For the novice, all this choice might be a bit confusing and overwhelming. And no one likes being confused and overwhelmed—especially when it comes to cannabis dosing. So we reached out to some of our friendly neighborhood pot professionals to get up to speed on edibles.

Don’t Trip
Sarah Krishnamachari, CEO of Purple Lotus, says she and her staff are eager to help new customers understand how to ease into edibles—which have a double-edged reputation. On the one hand, many new cannabis users see eating pot as a healthier and more familiar option. Then again, stories abound about newbies getting uncomfortably high.

“We’re really big on educating,” Krishnamachari says. “Everyone who comes through that door and purchases edibles—we make sure that we educate them.”

Krishnamachari says Purple Lotus has seen an increase in customers seeking edible cannabis products. Before Proposition 64 went into effect at the beginning of this year, she estimates that edibles accounted for about 3.5 percent of Purple Lotus’ sales. Now, she says cannabis treats make up about 7 percent.

It’s a trend Rosie Rothrock has also seen at her collective. “We’ve seen a big percentage increase of people seeking edibles,” says Rothrock, vice president of branding and marketing at Caliva.

She attributes the rise in edible sales to people new to pot as well as those who have smoked in the past and enjoyed it, but don’t feel comfortable using marijuana accessories or simply don’t want to inhale smoke or vapor of any kind.

How High
When it comes to fears that consuming edibles will lead to a bad trip, both Krishnamachari and Rothrock say new state regulations on maximum dosages should put their customers’ minds at ease—well, some of their customers anyway.

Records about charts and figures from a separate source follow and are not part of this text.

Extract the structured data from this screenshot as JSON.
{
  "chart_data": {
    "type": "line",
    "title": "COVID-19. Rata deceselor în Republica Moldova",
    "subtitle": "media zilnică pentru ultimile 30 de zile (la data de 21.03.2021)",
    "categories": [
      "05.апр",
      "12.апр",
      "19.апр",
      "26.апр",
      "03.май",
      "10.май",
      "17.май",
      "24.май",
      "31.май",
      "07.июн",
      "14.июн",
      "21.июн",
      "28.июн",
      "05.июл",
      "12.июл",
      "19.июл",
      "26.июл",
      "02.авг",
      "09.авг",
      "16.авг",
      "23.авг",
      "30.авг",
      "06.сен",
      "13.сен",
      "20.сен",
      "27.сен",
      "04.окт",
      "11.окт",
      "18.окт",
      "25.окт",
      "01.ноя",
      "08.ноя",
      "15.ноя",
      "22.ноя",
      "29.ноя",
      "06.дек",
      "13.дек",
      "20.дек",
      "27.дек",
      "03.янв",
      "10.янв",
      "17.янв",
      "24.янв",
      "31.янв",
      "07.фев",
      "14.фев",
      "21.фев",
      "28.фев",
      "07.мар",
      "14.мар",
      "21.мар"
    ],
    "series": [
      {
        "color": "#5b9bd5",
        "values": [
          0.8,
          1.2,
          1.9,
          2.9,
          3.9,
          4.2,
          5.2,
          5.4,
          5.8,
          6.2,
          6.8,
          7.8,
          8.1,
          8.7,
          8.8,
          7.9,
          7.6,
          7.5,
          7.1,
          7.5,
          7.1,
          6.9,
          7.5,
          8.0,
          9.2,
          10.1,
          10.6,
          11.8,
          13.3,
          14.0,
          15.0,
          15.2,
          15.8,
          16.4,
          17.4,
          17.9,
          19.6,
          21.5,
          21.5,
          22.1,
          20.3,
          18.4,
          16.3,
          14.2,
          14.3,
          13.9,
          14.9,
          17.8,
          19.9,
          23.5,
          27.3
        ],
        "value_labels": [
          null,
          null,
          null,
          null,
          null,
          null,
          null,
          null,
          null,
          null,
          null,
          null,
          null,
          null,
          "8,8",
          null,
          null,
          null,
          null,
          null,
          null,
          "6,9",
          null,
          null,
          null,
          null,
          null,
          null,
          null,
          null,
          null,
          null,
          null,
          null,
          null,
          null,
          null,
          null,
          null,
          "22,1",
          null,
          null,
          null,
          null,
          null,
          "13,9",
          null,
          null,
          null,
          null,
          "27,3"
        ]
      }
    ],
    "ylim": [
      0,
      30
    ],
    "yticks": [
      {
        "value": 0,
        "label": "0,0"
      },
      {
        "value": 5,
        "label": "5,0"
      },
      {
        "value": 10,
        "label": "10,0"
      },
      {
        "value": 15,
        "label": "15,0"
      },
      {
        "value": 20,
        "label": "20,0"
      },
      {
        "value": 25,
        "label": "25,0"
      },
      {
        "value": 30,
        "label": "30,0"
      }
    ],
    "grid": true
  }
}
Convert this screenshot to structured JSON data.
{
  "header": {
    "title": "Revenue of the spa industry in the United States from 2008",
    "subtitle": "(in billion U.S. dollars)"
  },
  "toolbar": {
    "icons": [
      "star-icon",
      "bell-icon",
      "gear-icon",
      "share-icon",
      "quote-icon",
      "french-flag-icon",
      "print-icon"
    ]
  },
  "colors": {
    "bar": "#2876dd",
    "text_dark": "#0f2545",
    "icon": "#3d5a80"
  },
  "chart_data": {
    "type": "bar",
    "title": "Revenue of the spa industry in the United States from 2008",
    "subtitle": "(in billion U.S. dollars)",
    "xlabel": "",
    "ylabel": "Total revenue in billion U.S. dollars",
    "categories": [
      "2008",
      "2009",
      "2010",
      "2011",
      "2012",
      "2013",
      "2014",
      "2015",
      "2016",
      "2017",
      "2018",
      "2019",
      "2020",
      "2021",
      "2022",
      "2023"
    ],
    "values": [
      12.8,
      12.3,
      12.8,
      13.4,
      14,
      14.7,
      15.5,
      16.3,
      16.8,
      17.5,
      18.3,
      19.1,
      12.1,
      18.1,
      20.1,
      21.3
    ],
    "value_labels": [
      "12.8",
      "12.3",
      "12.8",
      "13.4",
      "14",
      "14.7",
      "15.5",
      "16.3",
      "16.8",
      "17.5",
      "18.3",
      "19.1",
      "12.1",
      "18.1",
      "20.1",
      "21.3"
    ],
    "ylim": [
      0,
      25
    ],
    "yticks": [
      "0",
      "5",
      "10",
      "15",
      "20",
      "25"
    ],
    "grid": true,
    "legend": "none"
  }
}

For long-standing medical marijuana patients with a high tolerance for cannabis, the new caps on per-edible THC dosage mean that many will have to consume more to get the same effect. This may prove cost-prohibitive for some, Rothrock admits, while others will not want to have to consume multiple cookies to get the same dose a single treat once gave them.

But for those just getting acquainted—or reacquainted—with cannabis, she says customers should be reassured by the fact that these new regulations are working to create more consistency across the market. In other words, consumers are less likely to accidentally bite off more than they can chew.

Head Change
For those who are comfortable smoking reefer, but aren’t as accustomed to edibles, now might be the right time to dig in. In addition to the increased consistency of dosage that comes with new regulations, the testing standards required by Proposition 64 mean that the legal pot customer can really dial in the perfect dose—especially with an edible.

“It’s going to feel a little more psychoactive,” says Rothrock, noting that ingesting cooked cannabis results in the active ingredients travelling through the liver where they are metabolized in a different way than if they were smoked. And while people often report a more intense body high, the “head high” is often less intense.